# Ultimate Dubs - Telford 13/3/2011



## CamV6 (Oct 26, 2003)

Right then, its that time of year again........

I got an e-mail from Dean of UD who organises that fantastic event, offering me an indoor club stand.

Speaking to Dani a little while back on PM it was suggested the Events Committee had also been contacted and were sorting something out.

However, I've heard nowt from anyone (not a complaint by me at all) and time is ticking on.

I'd like to sort out another stand for us and/or go again myself and try to win 'Best Stand' trophy again for the 2nd year running.

Can someone please advise whther there are any plans in hand or whether I can go ahead and sort this out for us?

Ta, Cam


----------



## DAZTTC (May 20, 2005)

+1


----------



## CamV6 (Oct 26, 2003)

Look fellas, I dont mean to be rude but could someone give me the courtesy of a response please?

The TTOC ought to be present to defend its 2010 title of 'Club Stand of the Year', its great exposure for us, and its a darn good event.

Time is running very very short now.

Please, Steve, Nick, someone let me know WTF is happening please?!! :wink:


----------



## DAZTTC (May 20, 2005)

CamV6 said:


> Look fellas, I dont mean to be rude but could someone give me the courtesy of a response please?
> 
> The TTOC ought to be present to defend its 2010 title of 'Club Stand of the Year', its great exposure for us, and its a darn good event.
> 
> ...


+1

DAZ


----------



## Nem (Feb 14, 2005)

Far as I know it was all in hand.
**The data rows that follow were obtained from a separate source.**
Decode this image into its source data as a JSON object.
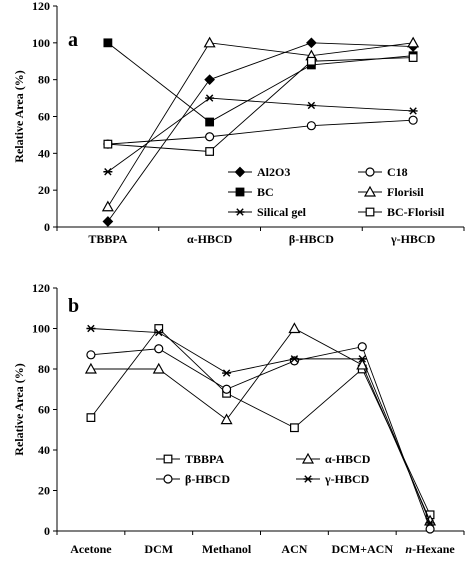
{
  "chart_data": [
    {
      "type": "line",
      "panel_label": "a",
      "ylabel": "Relative Area (%)",
      "ylim": [
        0,
        120
      ],
      "yticks": [
        0,
        20,
        40,
        60,
        80,
        100,
        120
      ],
      "categories": [
        "TBBPA",
        "α-HBCD",
        "β-HBCD",
        "γ-HBCD"
      ],
      "series": [
        {
          "name": "Al2O3",
          "marker": "diamond-filled",
          "values": [
            3,
            80,
            100,
            98
          ]
        },
        {
          "name": "C18",
          "marker": "circle-open",
          "values": [
            45,
            49,
            55,
            58
          ]
        },
        {
          "name": "BC",
          "marker": "square-filled",
          "values": [
            100,
            57,
            88,
            93
          ]
        },
        {
          "name": "Florisil",
          "marker": "triangle-open",
          "values": [
            11,
            100,
            93,
            100
          ]
        },
        {
          "name": "Silical gel",
          "marker": "star",
          "values": [
            30,
            70,
            66,
            63
          ]
        },
        {
          "name": "BC-Florisil",
          "marker": "square-open",
          "values": [
            45,
            41,
            90,
            92
          ]
        }
      ],
      "legend": {
        "columns": 2,
        "placement": "lower-right"
      }
    },
    {
      "type": "line",
      "panel_label": "b",
      "ylabel": "Relative Area (%)",
      "ylim": [
        0,
        120
      ],
      "yticks": [
        0,
        20,
        40,
        60,
        80,
        100,
        120
      ],
      "categories": [
        "Acetone",
        "DCM",
        "Methanol",
        "ACN",
        "DCM+ACN",
        "n-Hexane"
      ],
      "series": [
        {
          "name": "TBBPA",
          "marker": "square-open",
          "values": [
            56,
            100,
            68,
            51,
            80,
            8
          ]
        },
        {
          "name": "α-HBCD",
          "marker": "triangle-open",
          "values": [
            80,
            80,
            55,
            100,
            82,
            5
          ]
        },
        {
          "name": "β-HBCD",
          "marker": "circle-open",
          "values": [
            87,
            90,
            70,
            84,
            91,
            1
          ]
        },
        {
          "name": "γ-HBCD",
          "marker": "star",
          "values": [
            100,
            98,
            78,
            85,
            85,
            4
          ]
        }
      ],
      "legend": {
        "columns": 2,
        "placement": "lower-center"
      }
    }
  ]
}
Last I can find was Steve saying he'd got the form to fill out and send back for the stand.

I've sent him a message to see where we're at with it.

Just a note, it will be club members only on the stand tho, Cam... 

Nick


----------



## robokn (Feb 21, 2006)

Time is running out and you need decent cars to be on the stand


----------



## audimad (Jan 7, 2008)

Is there a club stand or not?


----------



## Wallsendmag (Feb 12, 2004)

audimad said:


> Is there a club stand or not?


I think so but as Nick has already said Steve is organising it , patience is a virtue young fellow.


----------



## robokn (Feb 21, 2006)

Any News????


----------



## McKenzie (Dec 25, 2008)

I would also like to know what is going on? Seems a bit slack as there is only a month left until this show is on and hotel prices are getting more expensive by the day. I would love to get my car on the stand and think after spending a fair few pennies on it, it will be more than worthy. How many TT's are allowed to go with the club?


----------



## DAZTTC (May 20, 2005)

There are only five places I was one of the five that won the best club stand last year. Seams to me that this years five places have already been sorted??? if not do the TTOC not like winning trophies :? :?: :?:


----------



## audimad (Jan 7, 2008)

We're inside.


----------



## DAZTTC (May 20, 2005)

audimad said:


> We're inside.


nice one with the TTS or one of your other Audi's ?


----------



## robokn (Feb 21, 2006)

I already sorted out my spot and hotel booked can't wait for the TTOC to sort it out
not that I am a member for that reason :roll:


----------



## audimad (Jan 7, 2008)

DAZTTC said:


> audimad said:
> 
> 
> > We're inside.
> ...


Other Audi, got fed up of waiting for the TTOC to make a decision about the stand.


----------



## Nem (Feb 14, 2005)

Right, it seems we've dropped the ball on this one :?

I was understanding the application for the indoor stand had been sorted out, but it seems not. I've already tried to contact the organisers about the mix up and heard nothing back in over a week.

We have however now got a new form to fill out, but as we're quite a way passed the application deadline we've just got to see if they will help us out and fit us in somewhere.

I will update as soon as I know more.


----------